I like to calculate the difference of local time (in some timezone) and GMT in terms of number of seconds. I use the following code snippet:
time_t now = time(0); // GMT
time_t gmnow = mktime(gmtime(&now)); // further convert to GMT presuming now in local
time_t diff = gmnow - now;
But, I am getting a wrong difference. What I am doing here is querying the current time as GMT through time(0). Then presuming that is a local time, I call gmtime to add the GMT difference factor and re-convert to local time using mktime.
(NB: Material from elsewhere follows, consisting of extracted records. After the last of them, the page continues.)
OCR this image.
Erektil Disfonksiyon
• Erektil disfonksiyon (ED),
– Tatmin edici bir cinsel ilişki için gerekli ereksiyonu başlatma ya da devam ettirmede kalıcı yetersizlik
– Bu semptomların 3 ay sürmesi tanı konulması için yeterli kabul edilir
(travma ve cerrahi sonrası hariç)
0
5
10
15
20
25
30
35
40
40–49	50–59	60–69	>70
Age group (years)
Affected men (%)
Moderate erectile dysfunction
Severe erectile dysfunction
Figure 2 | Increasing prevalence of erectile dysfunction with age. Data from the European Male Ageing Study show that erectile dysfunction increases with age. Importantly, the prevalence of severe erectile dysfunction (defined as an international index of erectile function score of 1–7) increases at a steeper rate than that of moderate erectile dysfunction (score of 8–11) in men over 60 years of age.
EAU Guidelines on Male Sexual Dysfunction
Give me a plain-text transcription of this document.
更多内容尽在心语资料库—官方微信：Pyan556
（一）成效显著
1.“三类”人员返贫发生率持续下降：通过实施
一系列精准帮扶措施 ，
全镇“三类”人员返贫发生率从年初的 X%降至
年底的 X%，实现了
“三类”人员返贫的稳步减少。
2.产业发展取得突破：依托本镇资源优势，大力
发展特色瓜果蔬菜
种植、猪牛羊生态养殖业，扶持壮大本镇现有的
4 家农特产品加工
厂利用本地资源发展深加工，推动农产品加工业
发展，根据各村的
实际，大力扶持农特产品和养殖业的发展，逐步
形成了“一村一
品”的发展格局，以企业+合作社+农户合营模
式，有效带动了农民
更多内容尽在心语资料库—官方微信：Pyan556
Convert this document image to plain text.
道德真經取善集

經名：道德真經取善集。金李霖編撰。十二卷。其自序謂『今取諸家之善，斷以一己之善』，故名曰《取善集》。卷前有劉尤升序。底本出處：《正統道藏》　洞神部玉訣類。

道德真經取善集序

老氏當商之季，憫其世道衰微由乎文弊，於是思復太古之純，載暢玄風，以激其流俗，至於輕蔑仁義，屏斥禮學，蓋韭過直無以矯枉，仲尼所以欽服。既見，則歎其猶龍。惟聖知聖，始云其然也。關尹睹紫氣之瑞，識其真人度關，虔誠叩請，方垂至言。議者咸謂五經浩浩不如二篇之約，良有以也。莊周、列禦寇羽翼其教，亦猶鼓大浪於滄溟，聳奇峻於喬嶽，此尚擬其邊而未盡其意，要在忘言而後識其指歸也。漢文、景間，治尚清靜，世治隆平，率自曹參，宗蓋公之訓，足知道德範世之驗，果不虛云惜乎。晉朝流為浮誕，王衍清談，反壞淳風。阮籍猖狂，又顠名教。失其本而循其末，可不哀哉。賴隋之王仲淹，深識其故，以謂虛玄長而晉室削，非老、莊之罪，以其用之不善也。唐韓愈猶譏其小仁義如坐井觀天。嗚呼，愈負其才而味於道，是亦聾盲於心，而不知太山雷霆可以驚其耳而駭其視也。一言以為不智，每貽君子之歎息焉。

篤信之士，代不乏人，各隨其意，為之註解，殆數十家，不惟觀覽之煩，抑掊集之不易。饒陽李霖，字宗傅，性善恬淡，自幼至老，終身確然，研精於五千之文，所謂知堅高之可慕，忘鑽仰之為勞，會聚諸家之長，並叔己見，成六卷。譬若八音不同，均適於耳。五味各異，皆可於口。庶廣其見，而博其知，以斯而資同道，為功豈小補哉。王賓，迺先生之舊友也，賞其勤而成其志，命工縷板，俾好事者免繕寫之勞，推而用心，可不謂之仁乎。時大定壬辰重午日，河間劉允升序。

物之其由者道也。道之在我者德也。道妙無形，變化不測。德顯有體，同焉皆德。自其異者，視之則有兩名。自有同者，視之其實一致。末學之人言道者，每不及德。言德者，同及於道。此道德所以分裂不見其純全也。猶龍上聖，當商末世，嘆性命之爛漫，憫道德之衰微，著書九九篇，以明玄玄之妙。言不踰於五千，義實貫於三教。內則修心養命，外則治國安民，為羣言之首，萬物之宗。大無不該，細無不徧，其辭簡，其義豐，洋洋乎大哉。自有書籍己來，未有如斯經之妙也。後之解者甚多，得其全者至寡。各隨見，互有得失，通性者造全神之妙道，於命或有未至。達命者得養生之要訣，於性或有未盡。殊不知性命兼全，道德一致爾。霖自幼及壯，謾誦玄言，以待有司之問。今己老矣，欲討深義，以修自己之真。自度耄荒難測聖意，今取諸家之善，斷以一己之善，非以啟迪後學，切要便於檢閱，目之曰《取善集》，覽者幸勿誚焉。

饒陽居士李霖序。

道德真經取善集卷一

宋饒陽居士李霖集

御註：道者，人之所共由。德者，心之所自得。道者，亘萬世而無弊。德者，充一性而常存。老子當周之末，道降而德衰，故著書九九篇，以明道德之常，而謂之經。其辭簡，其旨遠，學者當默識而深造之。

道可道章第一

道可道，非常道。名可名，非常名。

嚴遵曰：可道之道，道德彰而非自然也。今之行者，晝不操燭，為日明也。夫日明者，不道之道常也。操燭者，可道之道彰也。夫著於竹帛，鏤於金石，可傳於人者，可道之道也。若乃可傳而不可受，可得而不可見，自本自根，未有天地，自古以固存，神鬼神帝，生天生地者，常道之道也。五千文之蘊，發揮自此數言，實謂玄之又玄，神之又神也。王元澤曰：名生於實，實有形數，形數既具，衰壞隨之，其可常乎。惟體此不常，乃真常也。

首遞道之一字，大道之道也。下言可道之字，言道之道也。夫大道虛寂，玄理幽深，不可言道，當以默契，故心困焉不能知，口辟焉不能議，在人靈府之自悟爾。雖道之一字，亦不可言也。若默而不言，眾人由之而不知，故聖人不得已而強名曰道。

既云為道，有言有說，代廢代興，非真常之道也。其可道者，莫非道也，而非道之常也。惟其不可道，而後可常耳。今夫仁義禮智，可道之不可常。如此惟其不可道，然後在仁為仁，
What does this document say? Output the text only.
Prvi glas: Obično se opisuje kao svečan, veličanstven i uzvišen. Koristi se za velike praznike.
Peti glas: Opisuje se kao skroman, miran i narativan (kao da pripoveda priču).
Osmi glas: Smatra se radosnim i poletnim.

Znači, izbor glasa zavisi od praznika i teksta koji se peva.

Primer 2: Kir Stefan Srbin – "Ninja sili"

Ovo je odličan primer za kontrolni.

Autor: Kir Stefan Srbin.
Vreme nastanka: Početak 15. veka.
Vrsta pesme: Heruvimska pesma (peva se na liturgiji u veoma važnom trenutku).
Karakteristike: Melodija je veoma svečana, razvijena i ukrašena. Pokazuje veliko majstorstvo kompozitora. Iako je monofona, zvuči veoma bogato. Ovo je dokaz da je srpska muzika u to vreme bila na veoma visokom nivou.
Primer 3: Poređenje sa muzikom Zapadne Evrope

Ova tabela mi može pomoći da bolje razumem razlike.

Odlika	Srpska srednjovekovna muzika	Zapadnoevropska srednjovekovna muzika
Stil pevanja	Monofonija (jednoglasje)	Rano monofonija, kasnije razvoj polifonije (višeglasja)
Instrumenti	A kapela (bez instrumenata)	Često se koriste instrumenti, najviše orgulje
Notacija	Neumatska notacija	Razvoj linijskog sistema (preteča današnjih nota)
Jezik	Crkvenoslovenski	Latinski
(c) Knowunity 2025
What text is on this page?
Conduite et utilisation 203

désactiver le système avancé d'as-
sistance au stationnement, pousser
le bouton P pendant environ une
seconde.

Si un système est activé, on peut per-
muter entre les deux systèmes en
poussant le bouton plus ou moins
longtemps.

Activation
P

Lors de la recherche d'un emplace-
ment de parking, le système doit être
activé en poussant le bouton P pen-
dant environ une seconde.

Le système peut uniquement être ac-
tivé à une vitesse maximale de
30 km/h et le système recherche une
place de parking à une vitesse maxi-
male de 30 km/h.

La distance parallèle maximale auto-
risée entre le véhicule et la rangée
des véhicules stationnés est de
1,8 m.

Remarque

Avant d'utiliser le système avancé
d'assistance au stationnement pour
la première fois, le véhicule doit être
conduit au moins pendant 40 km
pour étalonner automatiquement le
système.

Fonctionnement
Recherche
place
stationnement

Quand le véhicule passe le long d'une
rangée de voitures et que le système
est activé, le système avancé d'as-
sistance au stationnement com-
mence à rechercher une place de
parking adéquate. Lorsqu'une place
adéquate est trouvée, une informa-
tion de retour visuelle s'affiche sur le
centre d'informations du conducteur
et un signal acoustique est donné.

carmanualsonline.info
This should have shown the difference of GMT and my timezone, but it is showing a extra difference of 1 hour (daylight savings).
For example, my current time is Thu Mar 13 04:54:45 EDT 2014 When I get current time as GMT, that should be: Thu Mar 13 08:55:34 GMT 2014 Considering this is current time, if I call gmtime, this should further proceed, and re-converting back should give me a difference of 4 hr, but I am getting a difference of 5hr.
Is gmtime usage wrong here? Also, how do I know current time zone as well as time in daylight savings?
Got it!
The following code snippet would solve this:
time_t now = time(0); // UTC
time_t diff;
struct tm *ptmgm = gmtime(&now); // further convert to GMT presuming now in local
time_t gmnow = mktime(ptmgm);
diff = gmnow - now;
if (ptmgm->tm_isdst > 0) {
diff = diff - 60 * 60;
}
The trick is to check tm_isdst flag, if applicable and if set, adjust one hour more to diff This works. Thanks to all for your time.